BEIJING, May 3 (Xinhua) -- The China Railway Corporation, a new national railway operator that has taken over the business operations of the defunct Ministry of Railways (MOR), posted losses in the first quarter, with its debt-to-asset ratio up slightly to 62.31 percent, according to a recently issued financial report.
By the end of March, the company's total liabilities stood at 2.84 trillion yuan (457 billion U.S. dollars) from 2.79 trillion yuan at the end of 2012, according to an audit report posted on ChinaMoney, an official website for China's money market.
The corporation's total assets stood at 4.56 trillion yuan by the end of the first quarter, marking a debt-to-asset ratio of 62.31 percent, according to the report.

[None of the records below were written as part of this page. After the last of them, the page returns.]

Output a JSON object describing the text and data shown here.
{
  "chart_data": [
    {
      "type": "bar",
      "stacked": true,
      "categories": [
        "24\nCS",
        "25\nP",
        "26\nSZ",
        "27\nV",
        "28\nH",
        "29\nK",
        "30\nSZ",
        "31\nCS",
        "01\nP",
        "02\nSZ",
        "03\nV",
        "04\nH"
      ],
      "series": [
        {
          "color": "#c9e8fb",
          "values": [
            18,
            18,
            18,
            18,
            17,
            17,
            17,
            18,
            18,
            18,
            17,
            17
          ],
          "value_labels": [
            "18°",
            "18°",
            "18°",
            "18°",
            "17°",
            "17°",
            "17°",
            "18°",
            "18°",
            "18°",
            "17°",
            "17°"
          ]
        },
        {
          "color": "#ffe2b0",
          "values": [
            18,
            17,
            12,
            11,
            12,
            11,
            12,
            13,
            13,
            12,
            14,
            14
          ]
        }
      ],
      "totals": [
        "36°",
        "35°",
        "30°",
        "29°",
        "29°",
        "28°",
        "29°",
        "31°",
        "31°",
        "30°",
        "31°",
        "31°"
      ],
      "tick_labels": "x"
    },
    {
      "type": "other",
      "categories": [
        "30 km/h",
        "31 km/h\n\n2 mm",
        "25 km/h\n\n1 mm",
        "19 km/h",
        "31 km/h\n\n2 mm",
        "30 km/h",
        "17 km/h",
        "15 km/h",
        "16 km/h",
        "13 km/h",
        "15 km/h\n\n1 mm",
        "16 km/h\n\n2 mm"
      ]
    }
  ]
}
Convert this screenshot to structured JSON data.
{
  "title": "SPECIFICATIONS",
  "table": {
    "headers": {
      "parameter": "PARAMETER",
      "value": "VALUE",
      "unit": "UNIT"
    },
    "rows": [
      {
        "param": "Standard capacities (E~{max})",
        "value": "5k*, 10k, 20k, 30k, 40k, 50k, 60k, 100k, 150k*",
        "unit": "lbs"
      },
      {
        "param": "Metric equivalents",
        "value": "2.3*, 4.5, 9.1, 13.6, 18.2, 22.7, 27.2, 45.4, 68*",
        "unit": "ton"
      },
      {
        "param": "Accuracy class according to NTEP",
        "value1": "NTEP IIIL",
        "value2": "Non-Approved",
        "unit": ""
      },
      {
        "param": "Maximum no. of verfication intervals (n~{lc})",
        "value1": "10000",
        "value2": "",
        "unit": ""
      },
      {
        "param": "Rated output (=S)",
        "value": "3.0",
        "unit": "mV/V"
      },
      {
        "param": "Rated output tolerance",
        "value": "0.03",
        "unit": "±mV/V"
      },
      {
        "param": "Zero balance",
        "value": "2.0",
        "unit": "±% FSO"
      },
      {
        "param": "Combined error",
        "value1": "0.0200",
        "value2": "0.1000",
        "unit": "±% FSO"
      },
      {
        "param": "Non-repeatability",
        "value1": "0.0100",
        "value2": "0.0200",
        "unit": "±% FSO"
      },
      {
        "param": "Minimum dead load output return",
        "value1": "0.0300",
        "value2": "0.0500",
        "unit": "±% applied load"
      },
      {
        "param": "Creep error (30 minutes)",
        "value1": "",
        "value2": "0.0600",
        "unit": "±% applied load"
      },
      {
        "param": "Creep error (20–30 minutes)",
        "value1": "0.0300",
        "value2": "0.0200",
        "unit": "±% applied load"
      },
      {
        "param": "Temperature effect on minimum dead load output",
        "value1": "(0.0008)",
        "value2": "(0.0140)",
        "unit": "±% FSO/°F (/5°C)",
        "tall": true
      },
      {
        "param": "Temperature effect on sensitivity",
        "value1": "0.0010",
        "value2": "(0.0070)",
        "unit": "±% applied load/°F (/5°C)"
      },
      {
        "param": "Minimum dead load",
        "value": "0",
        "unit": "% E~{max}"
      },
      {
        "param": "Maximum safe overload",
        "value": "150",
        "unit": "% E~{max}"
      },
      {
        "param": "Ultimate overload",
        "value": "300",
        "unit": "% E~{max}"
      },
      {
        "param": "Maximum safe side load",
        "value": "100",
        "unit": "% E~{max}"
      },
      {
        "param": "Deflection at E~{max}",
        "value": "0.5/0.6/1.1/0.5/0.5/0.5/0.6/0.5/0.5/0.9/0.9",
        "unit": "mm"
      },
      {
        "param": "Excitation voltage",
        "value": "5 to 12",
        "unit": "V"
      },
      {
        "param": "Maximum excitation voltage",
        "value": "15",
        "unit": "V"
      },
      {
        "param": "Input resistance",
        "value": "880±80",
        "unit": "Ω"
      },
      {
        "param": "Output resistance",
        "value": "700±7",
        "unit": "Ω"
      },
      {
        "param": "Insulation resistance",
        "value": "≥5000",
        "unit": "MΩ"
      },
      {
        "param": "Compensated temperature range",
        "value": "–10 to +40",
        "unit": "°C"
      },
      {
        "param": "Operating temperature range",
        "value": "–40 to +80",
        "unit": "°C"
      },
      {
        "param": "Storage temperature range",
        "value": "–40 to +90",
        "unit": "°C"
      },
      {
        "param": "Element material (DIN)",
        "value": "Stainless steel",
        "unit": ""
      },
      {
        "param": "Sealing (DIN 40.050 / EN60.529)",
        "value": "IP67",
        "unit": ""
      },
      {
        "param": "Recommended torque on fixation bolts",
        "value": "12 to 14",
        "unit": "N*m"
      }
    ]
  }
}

The ratio was slightly up from 62.23 percent at the end of last year and higher than 60.63 percent at the end of 2011.
During the first three months, the state-owned giant posted negative profits after tax of 6.88 billion yuan while taking out local and foreign loans valued at 100.9 billion yuan, according to the report.
The report did not cite a reason for the corporation's net losses.
In March 2013, the central government adopted a cabinet reshuffling plan that included the dismantling of the former MOR into administrative and business arms to reduce bureaucracy and improve efficiency.
With registered capital of 1.04 trillion yuan, the China Railway Corporation took over all of the MOR's related assets and liabilities and went into business on March 17.
The company is expected to address the MOR's high remaining debt and improve the country's massive railway network.
According to a government plan, China will invest 520 billion yuan in railway infrastructure this year, with 5,200 km of new railways scheduled to go into operation.
The China Railway Corporation said in April that investment in railway infrastructure increased 28 percent year on year to 54.51 billion yuan during the January-March period.